I think that, young as Mary Marchmont was, this mournful period was the grand crisis of her life. The past, with its one great affection, had been swept away from her, and as yet there was no friendly figure to fill the dismal blank of the future. Had any kindly matron, any gentle Christian creature been ready to stretch out her arms to the desolate orphan, Mary's heart would have melted, and she would have crept to the shelter of that womanly embrace, to nestle there for ever. But there was no one. Olivia Marchmont obeyed the letter of her husband's solemn appeal, as she had obeyed the letter of those Gospel sentences that had been familiar to her from her childhood, but was utterly unable to comprehend its spirit. She accepted the charge intrusted to her. She was unflinching in the performance of her duty; but no one glimmer of the holy light of motherly love and tenderness, the semi–divine compassion of womanhood, ever illumined the dark chambers of her heart. Every night she questioned herself upon her knees as to her rigid performance of the level round of duty she had allotted to herself; every night––scrupulous and relentless as the hardest judge who ever pronounced sentence upon a criminal––she took note of her own shortcomings, and acknowledged her deficiencies.

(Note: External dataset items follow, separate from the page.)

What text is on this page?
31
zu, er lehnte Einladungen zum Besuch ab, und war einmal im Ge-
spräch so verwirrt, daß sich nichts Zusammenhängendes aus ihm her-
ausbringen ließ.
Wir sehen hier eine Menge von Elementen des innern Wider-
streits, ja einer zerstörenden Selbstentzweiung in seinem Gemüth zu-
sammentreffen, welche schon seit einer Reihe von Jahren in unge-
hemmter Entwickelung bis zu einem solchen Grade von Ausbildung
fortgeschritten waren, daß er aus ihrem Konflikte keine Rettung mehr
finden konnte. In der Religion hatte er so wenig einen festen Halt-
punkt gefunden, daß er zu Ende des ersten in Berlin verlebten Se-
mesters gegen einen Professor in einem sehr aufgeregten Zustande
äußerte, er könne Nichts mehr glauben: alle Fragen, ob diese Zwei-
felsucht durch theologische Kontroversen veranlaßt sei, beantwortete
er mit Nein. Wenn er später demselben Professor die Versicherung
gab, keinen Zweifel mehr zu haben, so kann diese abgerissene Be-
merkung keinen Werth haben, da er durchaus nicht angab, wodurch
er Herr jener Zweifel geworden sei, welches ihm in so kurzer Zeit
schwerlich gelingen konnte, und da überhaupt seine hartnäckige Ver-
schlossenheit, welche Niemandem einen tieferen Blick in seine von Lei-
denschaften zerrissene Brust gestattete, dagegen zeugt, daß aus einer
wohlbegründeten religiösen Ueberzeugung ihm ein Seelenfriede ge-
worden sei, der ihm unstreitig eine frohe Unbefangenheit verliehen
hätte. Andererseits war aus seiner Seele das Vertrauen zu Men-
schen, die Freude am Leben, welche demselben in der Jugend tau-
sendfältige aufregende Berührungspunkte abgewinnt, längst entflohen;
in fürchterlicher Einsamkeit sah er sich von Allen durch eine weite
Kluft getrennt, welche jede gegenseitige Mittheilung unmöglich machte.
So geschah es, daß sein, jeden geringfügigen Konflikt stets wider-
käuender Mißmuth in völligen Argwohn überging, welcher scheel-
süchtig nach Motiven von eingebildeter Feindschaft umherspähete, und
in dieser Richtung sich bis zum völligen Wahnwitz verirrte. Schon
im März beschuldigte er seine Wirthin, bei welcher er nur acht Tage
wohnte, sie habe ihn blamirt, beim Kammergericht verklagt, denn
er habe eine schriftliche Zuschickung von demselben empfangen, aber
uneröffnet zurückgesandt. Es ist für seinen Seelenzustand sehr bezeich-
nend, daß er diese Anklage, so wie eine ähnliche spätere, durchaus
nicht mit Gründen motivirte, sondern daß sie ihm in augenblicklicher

But, unhappily, this self–devotion of Olivia's pressed no less heavily upon Mary than on the widow herself. The more rigidly Mrs. Marchmont performed the duties which she understood to be laid upon her by her dead husband's last will and testament, the harder became the orphan's life. The weary treadmill of education worked on, when the young student was well–nigh fainting upon every step in that hopeless revolving ladder of knowledge. If Olivia, on communing with herself at night, found that the day just done had been too easy for both mistress and pupil, the morrow's allowance of Roman emperors and French grammar was made to do penance for yesterday's shortcomings.
"This girl has been intrusted to my care, and one of my first duties is to give her a good education," Olivia Marchmont thought. "She is inclined to be idle; but I must fight against her inclination, whatever trouble the struggle entails upon myself. The harder the battle, the better for me if I am conqueror."